What I want to do today is talk about adolescent reproductive health and I’d like to do it in a variety of ways. We’ll talk some about clinical service, but really what I’d like to do is consider with you where we’ve gone in terms of our research efforts in adolescent reproductive health and where I think we need to be heading as we move into the next century. Well, first I think it’s fair to a ask a question why adolescent. Firstly,  and I think you all know this, 20% of the world population is 10 to 19 years old, there are 1.5 billion teenagers between the ages of 10 and 24, 50% of the world’s population is under 25 and this is climbing, 86% of youth now live in developing countries and further more if we look at youth around the world living in  urban environments, a youth is three times as likely to live in a city in a developing country as in a city in a developed country. These youths face the highest risk, they face the least support. And even more than that group is the 70% of the world’s urban migrants who are youths.

 

So why adolescent reproductive health. Well, whether you’re married or you are unmarried, people are most likely to begin their sexual experiences during the adolescent years. 50% of African women and 30% of Latin America women are married in adolescence, and yet if we look at what’s happening to the average age of marriage around the world it’s actually increasing. So the time between puberty onset and growth considering even somewhat later the beginning of menstruation, menarche, and the time of marriage we are seeing an increased length of time. What that means is that we’re likely to see increased sexual behaviour during unmarried years. Now in North America we know that over 75% of teenagers are sexually active. If we look at births we know that about 20% in the United States and over half of African first births are to adolescent mothers and around the world the number is 10%. Whether you think that’s right or wrong and I think I’ve heard people argue both ways one thing’s for sure, and that is morbidity and mortality faced by mothers and by their infants is greater during the adolescent years. Maternal mortality for adolescents is twice that of adults, the risk of low birth weight is about 1 and a half fold, the risk of death during the first year of life infancy is about twofold, the risk of neuro developmental delay is about threefold. And finally 1 in twenty teenagers around the world is affected by a sexually transmitted disease.

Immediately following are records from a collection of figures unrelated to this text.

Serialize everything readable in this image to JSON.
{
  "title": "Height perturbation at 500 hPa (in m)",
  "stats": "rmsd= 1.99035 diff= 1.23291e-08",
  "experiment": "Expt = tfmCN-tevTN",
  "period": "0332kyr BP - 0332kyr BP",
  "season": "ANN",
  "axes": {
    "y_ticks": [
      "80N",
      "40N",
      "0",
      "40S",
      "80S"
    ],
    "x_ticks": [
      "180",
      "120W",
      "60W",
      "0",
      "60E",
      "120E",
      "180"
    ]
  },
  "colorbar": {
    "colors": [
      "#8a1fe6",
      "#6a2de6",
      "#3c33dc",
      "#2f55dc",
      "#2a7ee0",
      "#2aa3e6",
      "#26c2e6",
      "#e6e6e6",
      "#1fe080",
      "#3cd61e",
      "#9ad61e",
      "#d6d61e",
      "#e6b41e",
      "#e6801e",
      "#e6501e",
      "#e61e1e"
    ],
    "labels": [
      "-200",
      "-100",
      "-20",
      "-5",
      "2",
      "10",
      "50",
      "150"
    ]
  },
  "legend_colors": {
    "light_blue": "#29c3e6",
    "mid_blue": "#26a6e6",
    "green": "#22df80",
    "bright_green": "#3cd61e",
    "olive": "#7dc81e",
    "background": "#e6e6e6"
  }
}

But adolescent reproductive health means more than the risks, it means more than the pregnancies, it means more than the sexually transmitted disease. It also means looking at individuals - take some examples -  three girls, all aged 12, best friends, birthdays within one month of each other, and helping them cope with the differences in their pubertal development, but also trying to understand what controls these difference in development. If you consider the first 12-year old, she is 10-0-4, she is 50th percentile for height and weight, note that she is not smiling. Why is she not smiling? She is wearing braces. Look at this teenager on the left. She is also 12 years old. What was the first thing she did when I asked to take her picture. She kicked off her shoes. Why did she kick off her shoes? She is worried about being too tall . She is barely 10-0-2. And this 12 year old, 10-0-2  notice what she is doing, when I asked to take the picture. She is standing on her toes because she is fearful of being too short. So they all have their own difficulties and differences to deal with and yet they are all entirely normal.

 

Now let’s look at this 14 year old. This too is adolescent reproductive health. She has delayed puberty, markedly delayed puberty. She is in the hospital constantly for her sickle-cell disease. And let’s look at this 16 year old father who’s hospitalised after a gun-shot wound out on the street. This young man has 2 children. We cope not just with the violence of the inner city, not just with the medical complications of his gun-shot wound, but we cope with the difficulties that this young family faces.